Oleh karena itu, al-Qur’an meniscayakan pemaknaan yang relevan dengan kondisi ruang dan zamannya, terutama pada ayat-ayat yang memang perlu penafsiran mendalam. Sebelum itu, pemaknaan terhadap al-Qur’an juga mesti memerhatikan konteks turunnya. Dari sini, kita tahu bahwa tak mungkin pemaknaan terhadap suatu ayat dapat kita peroleh dengan mengesampingkan hal-hal yang melatarbelakangi turunnya ayat itu.

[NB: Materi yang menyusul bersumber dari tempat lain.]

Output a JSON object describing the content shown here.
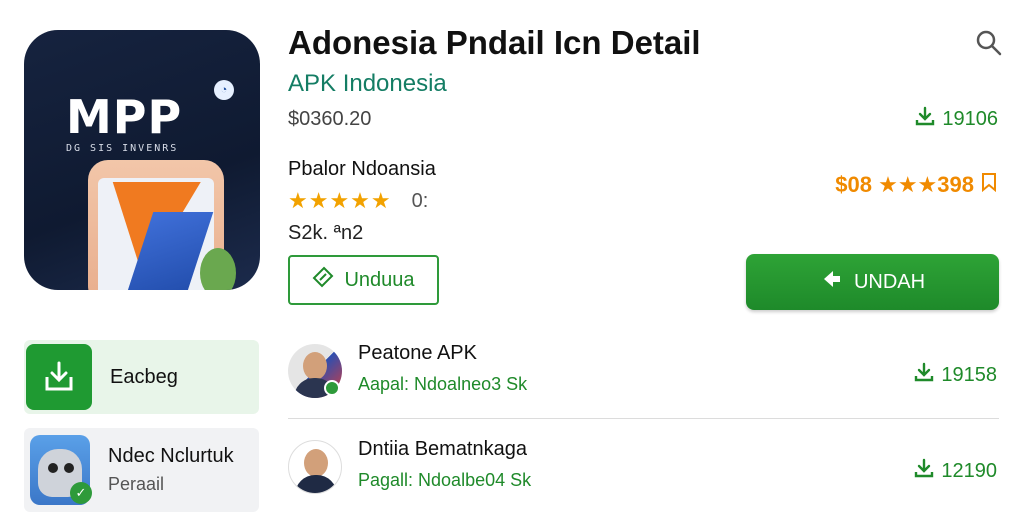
{
  "app": {
    "title": "Adonesia Pndail Icn Detail",
    "developer": "APK Indonesia",
    "price": "$0360.20",
    "category": "Pbalor Ndoansia",
    "stars": "★★★★★",
    "rating_score": "0:",
    "reviews": "S2k. ªn2",
    "downloads": "19106",
    "rating_right": "$08 ★★★398",
    "icon": {
      "logo_text": "MPP",
      "logo_sub": "DG SIS INVENRS"
    }
  },
  "buttons": {
    "unduh_label": "Unduua",
    "install_label": "UNDAH"
  },
  "sidebar": {
    "items": [
      {
        "label": "Eacbeg",
        "icon": "download-box-icon"
      },
      {
        "label": "Ndec Nclurtuk",
        "sublabel": "Peraail",
        "icon": "robot-app-icon"
      }
    ]
  },
  "list": {
    "rows": [
      {
        "title": "Peatone APK",
        "subtitle": "Aapal: Ndoalneo3 Sk",
        "count": "19158"
      },
      {
        "title": "Dntiia Bematnkaga",
        "subtitle": "Pagall: Ndoalbe04 Sk",
        "count": "12190"
      }
    ]
  },
  "colors": {
    "accent_green": "#1f8a2a",
    "install_green": "#2ea336",
    "star_orange": "#f2a200",
    "developer_teal": "#147d64"
  }
}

Memang tak semua ayat memiliki asbabun nuzul spesifik. Namun, sebenarnya ayat yang tak memiliki asbabun nuzul itu juga tak bisa sepenuhnya lepas dari kenyataan bahwa al-Qur’an turun di suatu tempat (masyarakat Arab) dan pada kurun waktu tertentu. Jelaslah kemudian lafal yang digunakan al-Qur’an pun merupakan lafal-lafal yang mewakili ide/gagasan (makna) yang berlaku di masyarakat pada masa itu. Jadi, ada relasi antara lafal dan makna.
Untuk memahami bagaimana relasi antara lafal dan makna, Abdul Qahir al-Jurjani (w. 471 H) menjadi salah satu tokoh yang patut kita rujuk. Menurut Al-Jurjani, hubungan antara lafal dan makna ibarat wadah (tempat) dengan isinya. Sehingga suatu wadah bisa diisi dengan berbagai isi, asalkan isi itu cocok. Batasan cocok atau tidak itulah yang hanya bisa digali dengan memerhatikan konteks munculnya suatu bahasa, dalam hal ini ialah masa turunnya al-Qur’an.

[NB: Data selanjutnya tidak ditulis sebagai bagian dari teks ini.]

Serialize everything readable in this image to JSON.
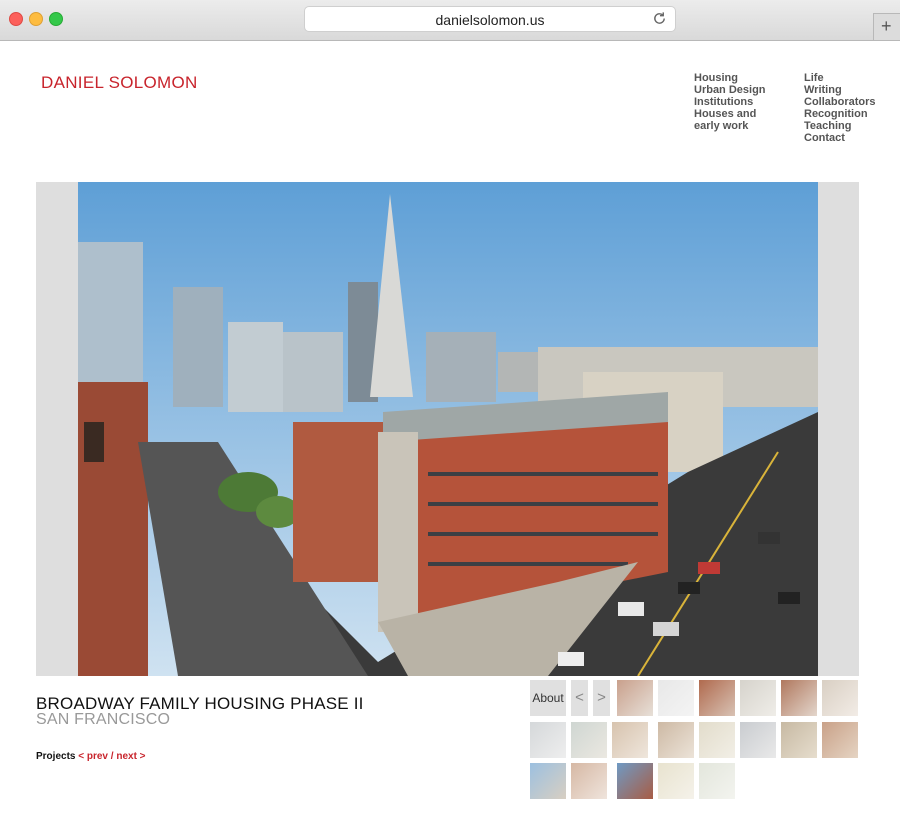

Misalnya, ketika dalam suatu ayat ada lafal “A”, maka kita harus melihat seperti apa sebenarnya lafal “A” itu digunakan pada masa turunnya ayat itu. Karena kenyataannya pemaknaan terhadap suatu kata (lafal) pun mengalami pergeseran. Karena itu, niscaya bagi kita untuk memerhatikan aspek-aspek di balik lafal sebelum mencoba memaknainya.
Menurut al-Jurjani, antara lafal dan makna tak memiliki ikatan yang pasti, karena suatu lafal sekadar sebagai penanda makna. Menurutnya, bahkan suatu lafal bisa berarti haqiqi (denotasi), bisa juga majazi (konotasi). Jadi, lafal “A” tak serta-merta selalu bisa kita artikan bahwa lafal itu menunjukkan makna “A”. Sebab, bisa jadi suatu waktu lafal itu diperuntukkan sebagai majaz sehingga makna yang dikehendaki bukanlah “A”, tetapi “B”, “C”, atau “D”.

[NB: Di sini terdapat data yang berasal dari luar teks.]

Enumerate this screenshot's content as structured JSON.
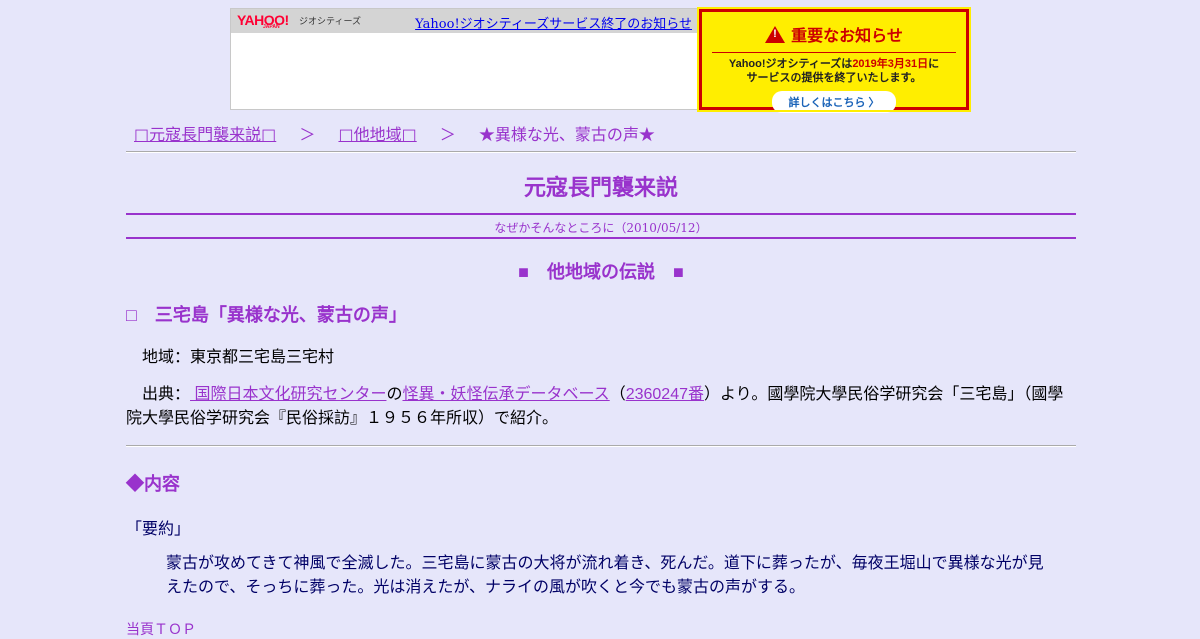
{
  "banner": {
    "logo": "YAHOO!",
    "logo_sub": "JAPAN",
    "geo_label": "ジオシティーズ",
    "service_link": "Yahoo!ジオシティーズサービス終了のお知らせ",
    "notice_title": "重要なお知らせ",
    "notice_line1_a": "Yahoo!ジオシティーズは",
    "notice_line1_date": "2019年3月31日",
    "notice_line1_b": "に",
    "notice_line2": "サービスの提供を終了いたします。",
    "notice_button": "詳しくはこちら 〉",
    "colors": {
      "notice_bg": "#ffee00",
      "notice_border": "#cc0000"
    }
  },
  "breadcrumb": {
    "home": "□元寇長門襲来説□",
    "sep": "＞",
    "section": "□他地域□",
    "current": "★異様な光、蒙古の声★"
  },
  "site_title": "元寇長門襲来説",
  "subtitle": "なぜかそんなところに（2010/05/12）",
  "section_title": "■　他地域の伝説　■",
  "heading": "□　三宅島「異様な光、蒙古の声」",
  "region": "地域：東京都三宅島三宅村",
  "source": {
    "prefix": "出典：",
    "link1": " 国際日本文化研究センター",
    "mid1": "の",
    "link2": "怪異・妖怪伝承データベース",
    "mid2": "（",
    "link3": "2360247番",
    "suffix": "）より。國學院大學民俗学研究会「三宅島」（國學院大學民俗学研究会『民俗採訪』１９５６年所収）で紹介。"
  },
  "content_heading": "◆内容",
  "summary_label": "「要約」",
  "summary_text": "蒙古が攻めてきて神風で全滅した。三宅島に蒙古の大将が流れ着き、死んだ。道下に葬ったが、毎夜王堀山で異様な光が見えたので、そっちに葬った。光は消えたが、ナライの風が吹くと今でも蒙古の声がする。",
  "top_link": "当頁ＴＯＰ",
  "colors": {
    "page_bg": "#e6e6fa",
    "accent": "#9933cc",
    "text_navy": "#000066"
  }
}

Cara pandang terhadap pemaknaan teks semacam ini semakin terasa penting pada masa kini, misalnya ketika kita dihebohkan dengan surat al-Maa’idah [5]: 51. Apabila kita bersedia untuk menelisik seperti apa sebenarnya konteks ayat itu turun, tentu Indonesia tak akan sampai geger.
Sayangnya, kini malah semakin banyak bermunculan golongan yang bahkan hanya bermodal terjemahan al-Qur’an sudah berani merumuskan suatu hukum. Padahal, terjemahan sama sekali tak bisa mewakili keseluruhan kandungan suatu ayat.
Dalam kasus surat al-Ma’idah [5]: 51, jika kita berkenan mengorek sejarah turunnya, kita akan menemui bahwa ayat tersebut turun pada suatu kejadian, yakni saat situasi perang antara umat Islam dan ahlul kitab. Oleh karena itu, Allah melarang umat Islam menjalin persekutuan, persekongkolan, atau afiliasi dengan mereka. Hal itu karena dalam situasi perang, orang yang bersekutu dengan musuh jelas akan menjadi musuh dalam selimut dan berpotensi menghancurkan Islam dari dalam.
Dalam ayat tersebut memang ada lafal (أولياء) yang secara tekstual bisa dimaknai “pemimpin”, namun nyatanya ketika kita perhatikan konteks turunnya ayat, lafal itu menjadi tak cocok lagi diartikan “pemimpin”. Itulah pentingnya melihat bagaimana suatu lafal pada mulanya diperuntukkan sebelum kita mencoba memahami maknanya.
Hal itu seharusnya menyadarkan kita bahwa sesungguhnya kita tak bisa sekadar mencukupkan diri dengan berbekal ilmu kebahasaan, atau bahkan malah modal terjemahan, dalam memahami al-Qur’an. Kita juga mesti mengetahui asbabun nuzul ayat, konteks turunnya ayat, dan hal-hal lain yang berkenaan dengan munculnya (turunnya) suatu ayat.
Ilmu-ilmu lain yang bisa menunjang pun perlu dikuasai, misalnya ilmu sejarah. Karena pada dasarnya, kandungan makna al-Qur’an tak bisa serta-merta kita pahami dengan hanya melihat lafal-lafalnya tanpa memerhatikan konteks lafal-lafal itu.
Dengan demikian, dalam usaha memahami kandungan al-Qur’an, di samping penting untuk menguasai kaidah kebahasaan al-Qur’an, kita juga perlu memerhatikan relasi antara lafal dan makna. Sehingga, kita pun tak tersesat dalam memilih makna suatu lafal.